Imagine you’re selling a new adhesive product that will revolutionize the market currently dominated by Scotch Tape (made by the smart cookies at 3M). You launch in the US first, your home market, and find that your fabulous new product is selling like crazy online, so you reprioritize your marketing budget and invest heavily in Search Engine Marketing (PPC) in order to continue to drive online sales. Smart.
Then, because you’re such an enterprising marketer, you set your sights on the international markets because you know that 3M does most of its $20B yearly sales outside the US, and you, naturally, would like a piece of that.
So off you go: you hire a localization firm to translate your website into 10 languages, you have your developers engineer your ecommerce modules to accept multiple currencies and do everything right. You even go the extra mile and hire a 3rd party firm to provide expert, in-country linguists and certify that your website is correctly translated, gramatically perfect and professional looking in every way.

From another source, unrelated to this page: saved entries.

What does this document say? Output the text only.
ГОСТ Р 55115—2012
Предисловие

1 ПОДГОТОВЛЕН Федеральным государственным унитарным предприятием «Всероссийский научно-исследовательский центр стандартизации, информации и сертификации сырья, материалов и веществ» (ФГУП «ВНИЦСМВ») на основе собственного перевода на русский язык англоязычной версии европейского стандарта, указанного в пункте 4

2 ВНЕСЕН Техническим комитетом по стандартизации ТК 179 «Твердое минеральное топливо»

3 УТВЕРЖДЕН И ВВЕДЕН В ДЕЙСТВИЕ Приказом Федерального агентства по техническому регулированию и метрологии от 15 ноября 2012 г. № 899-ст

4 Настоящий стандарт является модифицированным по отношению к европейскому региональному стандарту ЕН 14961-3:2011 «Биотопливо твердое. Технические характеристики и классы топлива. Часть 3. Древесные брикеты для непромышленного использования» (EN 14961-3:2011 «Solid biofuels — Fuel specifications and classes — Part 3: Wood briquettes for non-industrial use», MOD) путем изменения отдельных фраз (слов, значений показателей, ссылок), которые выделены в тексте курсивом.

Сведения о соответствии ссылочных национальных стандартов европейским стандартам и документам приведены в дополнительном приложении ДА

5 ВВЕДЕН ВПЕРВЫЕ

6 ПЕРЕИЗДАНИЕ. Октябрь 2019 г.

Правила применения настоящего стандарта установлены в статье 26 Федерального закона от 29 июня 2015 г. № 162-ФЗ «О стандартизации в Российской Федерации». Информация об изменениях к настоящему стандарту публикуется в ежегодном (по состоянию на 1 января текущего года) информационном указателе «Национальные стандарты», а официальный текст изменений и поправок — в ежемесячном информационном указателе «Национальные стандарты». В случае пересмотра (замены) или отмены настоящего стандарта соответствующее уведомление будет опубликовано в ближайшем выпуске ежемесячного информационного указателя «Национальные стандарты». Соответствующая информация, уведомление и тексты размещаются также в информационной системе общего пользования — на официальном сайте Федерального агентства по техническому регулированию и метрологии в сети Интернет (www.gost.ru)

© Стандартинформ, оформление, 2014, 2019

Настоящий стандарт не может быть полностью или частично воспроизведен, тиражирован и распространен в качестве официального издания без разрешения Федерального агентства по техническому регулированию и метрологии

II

Then you look at your marketing strategy. Of course, being a savvy business owner, you’re going to use your money wisely and start by entering the new markets with a purely online focus. You initially test the markets by translating your paid search campaigns, more precisely your key words, using one of the easily available free machine translation engines online. Why would you do such a thing, after using professional translators for everything else? Well, two reasons:
Ok that’s three, but work with me.
Then you sat in front of your screen eagerly awaiting the the onslaught of international sales. But it turns out, what all your marketer friends forgot to tell you is that one of the biggest problems with Search Engine Marketing today is replicating the success of domestic PPC campaigns internationally. Few performance media marketers have solved this dilemma.
So, not dissuaded (never!), you call up your trusted professional translation firm and ask them to take your 1000 proven US English key words and translate them. In a week or so, they send you back the 1000 key words translated into 10 languages. You print out the 10,000 words and hug them, then you thank your translators profusely because although it wasn’t instant or free, when the international floodgates open, you’ll know it was worth the wait!
And again you wait…and consider framing those 10,000 key words you’ve now grown to love like children.
And hey, the results come in and they are better. However they are hardly the kind of results you’re used to seeing in your home market. Less floodgates, more trickle.
Why?
Does nobody care about adhesive tape outside the US? Is your product destined to be a US phenomenon only? What is wrong with these people? Or maybe, what is wrong with your product?
I know this is going to be tough to believe coming from someone at the largest localization company in the world, but here’s what we’ve found to be true in every Search Engine Marketing situation we’ve encountered:
To understand why, it’s good to think of the United States’ largest and most successful export category, the entertainment sector. Specifically, I’m thinking of the film industry. Do you think the Chinese marketers, who ‘localized’ the title of the 1995 Oliver Stone film “Nixon,” by calling it instead “The Big Liar,” were worried about whether the title was a correct translation? No way. What they cared about was finding a locally relevant title that would draw the attention, and open the wallets, of their domestic audience.
Global SEM is no different. You don’t need to worry about translating those keywords “correctly,” what a good global SEM campaign does is rebuild your keywords from the ground up, not trying to give them a local flavor but actually being 100% local. An effective Global SEM effort is driven by local nuiance, common misspellings, misconceptions and slang, such as the fact that few people in the UK call it “Scotch Tape”, favoring instead “Sellotape,” or even “sticky-backed plastic,” coined by the BBC (and amusing many, according to my sources). Missing the opportunity that those local terms provide is a far more likely culprit for poor PPC performance abroad than anything else a marketer might worry about.
The bottom line is that your 1000 domestic key words could end up being 600 in another market, or 1500. There is no one to one relationship. It’s not about those numbers, nor is it about what’s correct, it’s about what connects with your local audience and what sells.